Hillary Clinton proposes capping childcare costs at 10% of income

Hillary, Bill and Chelsea Clinton appear on stage after Monday's debate. Hillary Clinton has proposed capping the cost of childcare at 10 percent of parents' income by offering tax credits for the expense. Photo by Pat Benic/UPI

WASHINGTON, Sept. 29 (UPI) — Democratic presidential nominee Hillary Clinton¬†highlighted her call to cap the cost of childcare at 10 percent of parents’ income in an op-ed in Fortune magazine published Thursday.

Clinton said the cap would be made possible “by making historic investments in childcare assistance and providing tax relief to working families.”

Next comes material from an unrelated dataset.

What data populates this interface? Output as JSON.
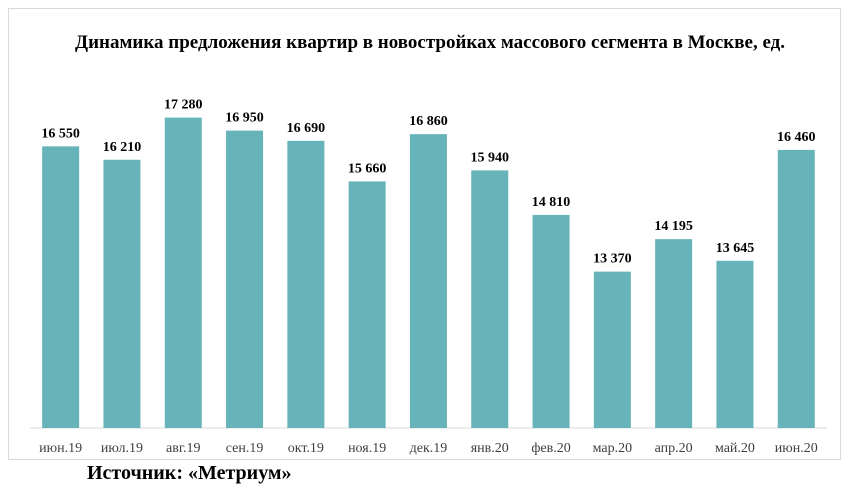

Clinton also renewed her pledge to create paid maternity and paternity leave for new parents.

Clinton’s opponent Donald Trump has proposed making the cost of childcare tax deductible, in addition to a paid government maternity leave of 6 weeks for new mothers. He also proposed a $1,200 new parent tax credit for low-income parents who do not pay income taxes.

Clinton recalled being pregnant with her daughter, Chelsea, while a lawyer at an Arkansas law firm and being surprised to learn the firm had no policy in place for maternity leave.

“When I was pregnant with my daughter Chelsea, I asked about the maternity leave policy at the law firm where I worked. I was surprised to find out that we didn’t have one. I soon learned why: No woman who worked in our office had ever come back to work full-time after having a baby.

Well, I wanted to come back. I loved what I did. And it was important to me to contribute to my family’s finances, especially now that we were having a baby.

When Chelsea was born, my employer agreed to grant me four months off to be home with her. I’d still earn an income, though it would be smaller; part of my income was determined by the fees I generated for the firm, which would fall to zero while I was on leave. That made sense to me. And it meant a lot that I could have that time with my new daughter, knowing that my job would be waiting for me when I came back.”

Clinton cast the issues as important not just for workers, but their employers and the overall economy, as well.

“If we’re going to build a globally competitive workforce, we can’t afford to leave any talent on the sidelines. We can’t keep short-changing working families.”